Fashion Interview Interview

Taken from HEROINE 6 – DANGEROUS YOUTH

New York isn’t often viewed as a hot bed for emerging fashion talent, but it feels like there’s a change coming. Labels like Hood By Air and Eckhaus Latta and promising Parsons graduates like Colleen Allen are putting out collections derived from a more underground side of NY culture, subverting the city’s commercial reputation.

Perhaps most key in the shift is the relatively young Fashion Design and Society MFA at Parsons. The five-year-old course takes a bigger picture approach to fashion design, considering the global and digital world its students exist in and encouraging them to create without boundaries. The result is big-thinking young creatives with a practical, dynamic, and worldly approach to fashion design. Dreamers and experimenters with the realest world view.

Here, six graduates from the 2016 MFA graduating class reflect on their final collections, and tell us what drives them.

ALEX HUANG

“I referred to a lot of fashion illustrators throughout the 20th century like René Bouché, studying their drawing media and techniques and translating them into textiles. I then used these textiles to draw around a body, wanting to avoid the common translation from page to 3D design process. I think our generation is suffering from an information overload. We face the challenge of figuring out what is necessary, learning how to cut down the excess – and then share.”

All clothes by Ran Bi

RAN BI

“This collection was based around machines and engineering, the clothes were constructed by cutting and joining individual pieces to produce repurposed looks. I have always been curious about how machines function, my father and I used to disassemble mechanical structures then put them back together, sometimes replacing a component to change its function. I like to think this method can produce similarly interesting outcomes if applied to fashion design.”

All clothes by Snow Xue Gao

SNOW XUE GAO

“Inspiration comes from my own life – what I see, what I think, what I eat, the art installations I make. My work focuses on combining tailoring and draping of garments, and the actions involved in creating gradually become the inspiration behind my designs. I twist – conceptually and literally – my Eastern roots with the Western culture I am constantly surrounded by.”

All clothes by Queenie Cao

QUEENIE CAO

“Artists like Damien Hirst, Mark Ryden, Gary Baseman and Anish Kapoor influence me heavily, their works all have a play between opposite elements.

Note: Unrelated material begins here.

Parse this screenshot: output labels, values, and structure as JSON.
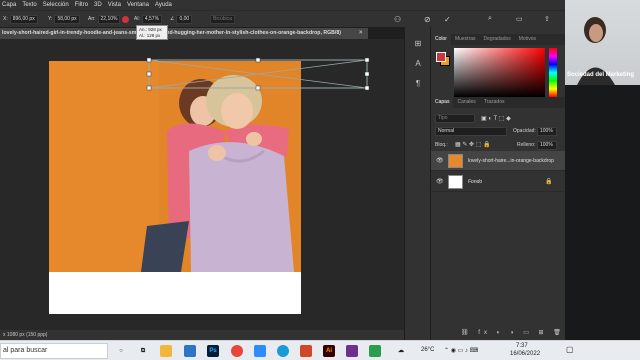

For this collection, I was thinking a lot about monsters and little girls, themes relating to Beauty & The Beast or Monsters Inc, telling the story in a romantic way. I used lots of mixed materials, mostly raffia, sequins and shiny silk, tweed and some weird textures.”

All clothes by Kozaburo Akasaka

KOZABURO AKASAKA

“For this collection, I was inspired by a story about the origins of the Japanese traditional mending technique, kintsugi. The story tells of a warlord who found beauty in porcelain, fixed with staples, an idea which I felt resonated with my personal aesthetic and sensibility. I felt compelled to interpret it into my own vision. I used the Japanese sakiori technique to create recycled fabric by collecting cut off jean legs and then shredding them into strings and weaving together again to make new jeans.”

All clothes by Mook Attakanwong

MOOK ATTAKANWONG

“I believe that fashion is a powerful platform that can create change. Expressing how you feel can be loud and in your face but it can also be quiet and still meaningful. New York’s fashion landscape is exciting because you have young emerging designers working in ways that really challenge the fashion system, whether it be by production, sustainability, defying the calendar or speaking their mind on social media. It’s also daunting, because I feel a lot of what goes on in New York relies on connections and that can really be disheartening for young designers – I know a lot of work that deserves way more recognition yet goes unnoticed.”